Edit: It turns out that what I wrote below is contrary to the C++ standard. It is true for Visual C++, but false for compilers that use "two-phase name lookup".
As far as I know, what you say is correct. Templates will be instantiated when actually used (including when declared as a member of another type, but not when mentioned in a function declaration (that does not have a body)) or as a result of explicit instantiations.
A problem with templates is that if you use the same template (e.g. vector) in several different compilation units (.cpp files), the compiler repeats the work of instantiating the template in each .cpp file, thus slowing down compilation. IIRC, GCC has some (non-standard?) mechanism that can be used to avoid this (but I don't use GCC). But Visual C++ always repeats this work, unless you use explicit template instantiation in a precompiled header (but even this will slow down your compile, since a larger PCH file takes longer to load.) Afterward, the linker then eliminates the duplicates. Note: a comment below linked to a page which tells us that not all compilers operate this way. Some compilers defer function instantiation until link time, which should be more efficient.

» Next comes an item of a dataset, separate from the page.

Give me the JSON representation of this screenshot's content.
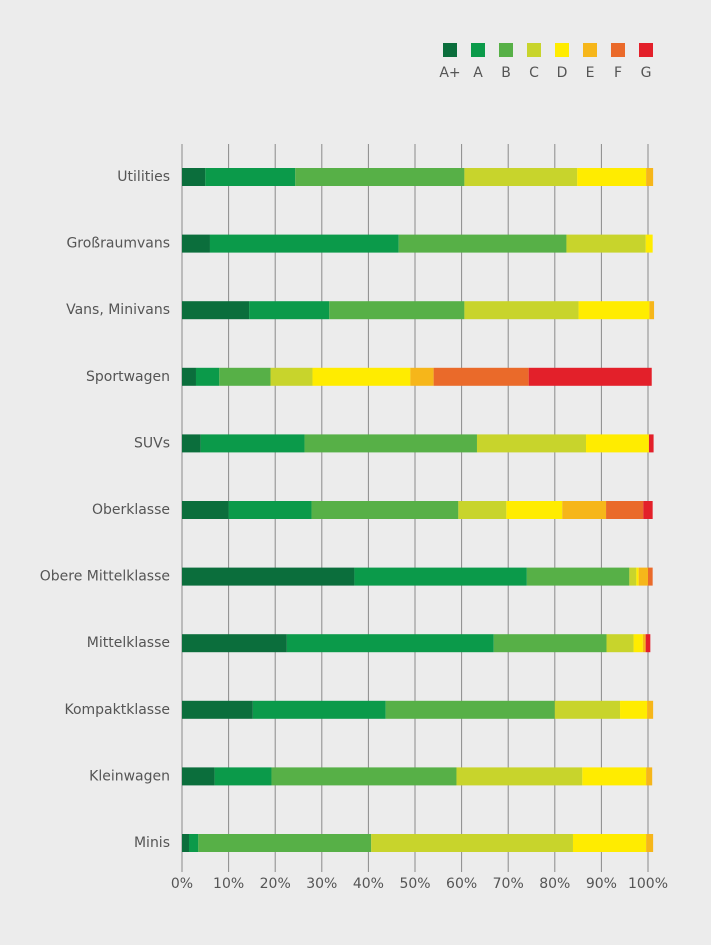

A template is not fully instantiated when it is first used. In particular, functions in the template are not instantiated until they are actually called. You can easily verify this by adding a nonsense function to a template you are actively using:
void Test() { fdsh "s.w" = 6; wtf? }
You won't get an error unless you instantiate the template explicitly, or try to call the function.

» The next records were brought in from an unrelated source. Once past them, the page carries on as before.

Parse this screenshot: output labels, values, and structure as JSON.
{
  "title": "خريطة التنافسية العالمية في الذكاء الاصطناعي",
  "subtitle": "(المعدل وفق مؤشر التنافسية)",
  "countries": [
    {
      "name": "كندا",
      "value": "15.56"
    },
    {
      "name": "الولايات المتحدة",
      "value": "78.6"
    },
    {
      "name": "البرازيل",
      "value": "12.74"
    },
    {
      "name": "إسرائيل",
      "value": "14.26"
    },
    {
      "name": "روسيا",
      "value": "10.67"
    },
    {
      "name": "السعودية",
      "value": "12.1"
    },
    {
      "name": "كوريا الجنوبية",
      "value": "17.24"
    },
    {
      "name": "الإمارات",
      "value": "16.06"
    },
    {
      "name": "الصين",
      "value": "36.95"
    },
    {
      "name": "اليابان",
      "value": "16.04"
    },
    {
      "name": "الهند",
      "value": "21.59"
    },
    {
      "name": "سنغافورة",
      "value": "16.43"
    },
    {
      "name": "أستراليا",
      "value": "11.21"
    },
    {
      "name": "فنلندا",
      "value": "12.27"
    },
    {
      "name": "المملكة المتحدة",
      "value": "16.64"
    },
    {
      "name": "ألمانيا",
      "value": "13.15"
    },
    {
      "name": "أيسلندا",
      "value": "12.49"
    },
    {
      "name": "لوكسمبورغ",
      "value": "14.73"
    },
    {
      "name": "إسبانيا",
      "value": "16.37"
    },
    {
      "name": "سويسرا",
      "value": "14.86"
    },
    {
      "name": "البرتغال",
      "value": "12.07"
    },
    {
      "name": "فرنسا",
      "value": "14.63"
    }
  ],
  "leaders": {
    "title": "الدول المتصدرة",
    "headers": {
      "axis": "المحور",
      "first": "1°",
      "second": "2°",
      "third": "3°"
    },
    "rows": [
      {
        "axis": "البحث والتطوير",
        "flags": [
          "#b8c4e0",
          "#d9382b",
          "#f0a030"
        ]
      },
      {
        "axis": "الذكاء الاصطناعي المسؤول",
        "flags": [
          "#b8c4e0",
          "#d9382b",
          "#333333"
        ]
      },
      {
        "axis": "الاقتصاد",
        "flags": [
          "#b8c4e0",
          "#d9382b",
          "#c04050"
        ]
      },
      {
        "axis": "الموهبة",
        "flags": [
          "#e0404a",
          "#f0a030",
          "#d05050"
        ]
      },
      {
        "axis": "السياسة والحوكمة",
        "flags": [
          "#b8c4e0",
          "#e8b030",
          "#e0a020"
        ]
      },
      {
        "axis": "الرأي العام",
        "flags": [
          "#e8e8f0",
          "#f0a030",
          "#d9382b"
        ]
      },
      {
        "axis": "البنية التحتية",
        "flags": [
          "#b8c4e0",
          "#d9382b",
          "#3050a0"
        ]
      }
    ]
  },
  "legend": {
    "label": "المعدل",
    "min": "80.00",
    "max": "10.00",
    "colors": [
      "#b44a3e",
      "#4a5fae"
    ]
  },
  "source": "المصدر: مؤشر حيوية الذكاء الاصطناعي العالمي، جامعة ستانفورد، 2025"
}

I expect static libraries (and object files) will store the object code of all templates that were instantiated. But if your program has a certain static library as a dependency, you can't actually call the template functions that were already instantiated therein, at least not in VC++, which always requires the source code (with function bodies) of a template class in order to call functions in it.
I don't think it's possible to call a template function in a shared library (when you don't have the source code of the template function you want to call).